Pourquoi est-ce si difficile de parler de la perversion ?
Il faut distinguer la perversion en général, de la perversion sexuelle qui en est une des déclinaisons. Il est difficile d’aborder cette question car, si on dépliait les stratégies de la perversion, on risquerait de porter un tout autre regard sur notre organisation politique et économique. Je reviendrai sur la dimension perverse de notre société, et sur la différence entre la perversion et la subversion. La laïcité est un anti-cléricalisme, et devrait être aussi, à cause de la Fraternité, une anti-perversion du lien, aux enfants particulièrement. Or nous sommes spoliés de notre pouvoir de décision sur notre vie, et de notre responsabilité sur l’environnement et le futur de nos enfants, et tout ça… avec notre consentement, passif ou actif. Parler du consentement, et des stratégies pour l’obtenir, est risqué pour tout pouvoir.
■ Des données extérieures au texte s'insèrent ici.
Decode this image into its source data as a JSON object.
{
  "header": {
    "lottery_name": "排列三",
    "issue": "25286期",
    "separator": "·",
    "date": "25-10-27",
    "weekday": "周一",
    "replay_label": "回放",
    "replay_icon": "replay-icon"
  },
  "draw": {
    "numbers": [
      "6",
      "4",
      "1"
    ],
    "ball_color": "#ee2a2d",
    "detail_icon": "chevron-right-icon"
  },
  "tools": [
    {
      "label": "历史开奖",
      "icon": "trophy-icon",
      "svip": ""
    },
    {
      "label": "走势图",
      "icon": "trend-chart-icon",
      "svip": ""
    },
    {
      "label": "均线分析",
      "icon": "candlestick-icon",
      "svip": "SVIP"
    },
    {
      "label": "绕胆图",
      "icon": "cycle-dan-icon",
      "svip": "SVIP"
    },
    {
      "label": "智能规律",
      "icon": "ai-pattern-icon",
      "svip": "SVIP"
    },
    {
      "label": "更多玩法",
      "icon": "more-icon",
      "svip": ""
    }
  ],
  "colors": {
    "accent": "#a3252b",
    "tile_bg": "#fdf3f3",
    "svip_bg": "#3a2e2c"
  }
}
Aux USA, Q Anon dénonce un complot mondial d’une élite pédophile
C’est évidemment une ânerie alimentée par un certain nombre de scandales qui, il faut le dire clairement, n’ont rien d’imaginaires. En fait, ces complotistes n’ont pas compris que les pervers n’ont pas besoin de se voir, de se parler, pour savoir si une loi, sur l’éducation sexuelle par exemple, est bonne pour eux ou pas. Ils le savent d’instinct, ils oeuvrent dans le même sens sans avoir à se rencontrer. Parmi les gens qui ont défendu le programme d’éducation sexuelle, il y avait j’en suis sûr nombre de personnes sincères voire admirables de respect des enfants ; mais il n’y avait aucun psychologue psychanalyste ou pédopsychiatre – aucun journaliste n’a interrogé la ministre sur cette bizarrerie – en revanche il y avait des ONG et des représentants de divers associations dont on se demande ce qu’elles présentaient comme compétences, autres que leurs revendications. Curieux non ?
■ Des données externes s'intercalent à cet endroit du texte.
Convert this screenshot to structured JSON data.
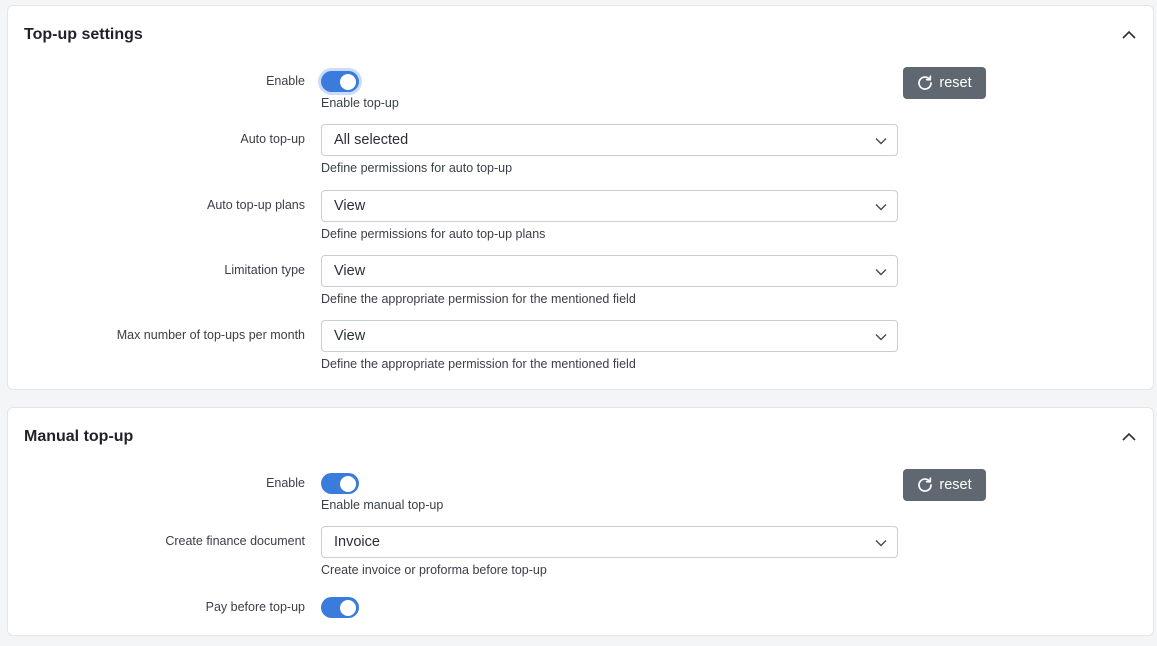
{
  "topup_settings": {
    "title": "Top-up settings",
    "reset_label": "reset",
    "enable": {
      "label": "Enable",
      "checked": true,
      "help": "Enable top-up"
    },
    "auto_topup": {
      "label": "Auto top-up",
      "value": "All selected",
      "help": "Define permissions for auto top-up"
    },
    "auto_topup_plans": {
      "label": "Auto top-up plans",
      "value": "View",
      "help": "Define permissions for auto top-up plans"
    },
    "limitation_type": {
      "label": "Limitation type",
      "value": "View",
      "help": "Define the appropriate permission for the mentioned field"
    },
    "max_topups": {
      "label": "Max number of top-ups per month",
      "value": "View",
      "help": "Define the appropriate permission for the mentioned field"
    }
  },
  "manual_topup": {
    "title": "Manual top-up",
    "reset_label": "reset",
    "enable": {
      "label": "Enable",
      "checked": true,
      "help": "Enable manual top-up"
    },
    "finance_document": {
      "label": "Create finance document",
      "value": "Invoice",
      "help": "Create invoice or proforma before top-up"
    },
    "pay_before": {
      "label": "Pay before top-up",
      "checked": true
    }
  },
  "colors": {
    "toggle_on": "#3a7bdb",
    "reset_button": "#5f6870",
    "card_border": "#e3e5e9"
  },
  "icons": {
    "collapse": "chevron-up-icon",
    "dropdown": "chevron-down-icon",
    "reset": "refresh-icon"
  }
}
S’il n’y a pas eu de complot pédophile, en revanche, dans les bases théoriques et les études cliniques sur lesquelles s’appuient les âmes charitables, il y a d’authentiques pervers sexuels que l’on peut identifier.
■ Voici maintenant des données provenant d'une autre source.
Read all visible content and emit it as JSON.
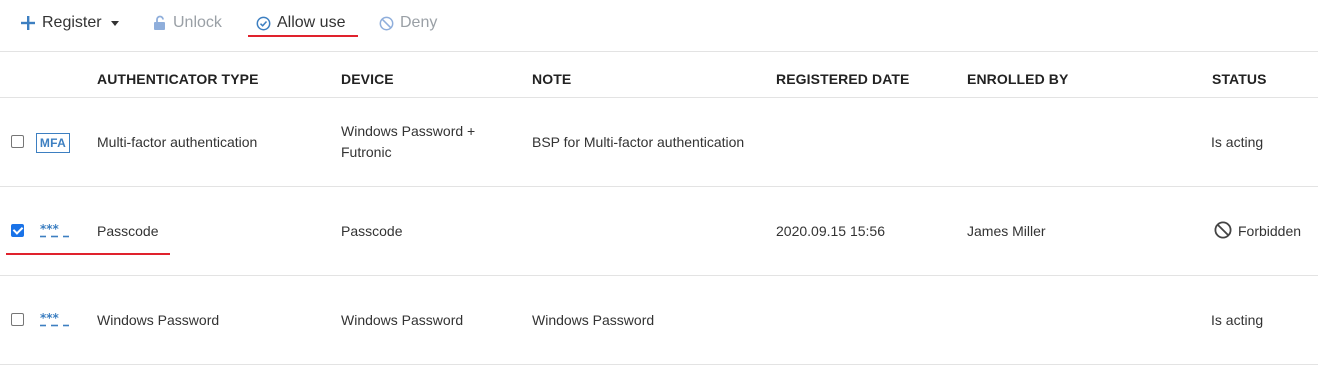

Un mot sur la pédophilie féminine ?
Il faudra y revenir plus spécifiquement. Elle existe mais elle est, soit niée, soit magnifiée. Je vous renvoie à la pièce de théâtre Les monologues du vagin, célébrissime, où une saynète fait l’apologie de la pédophilie féminine qui… séduit le public. Toujours le consentement. Suite à l’affaire Springora, plusieurs hommes, y compris connus, ont fait part de leurs expériences de jeunes ados, voire d’enfants, séduits par des femmes ; elles n’ont pas fait le buzz médiatique.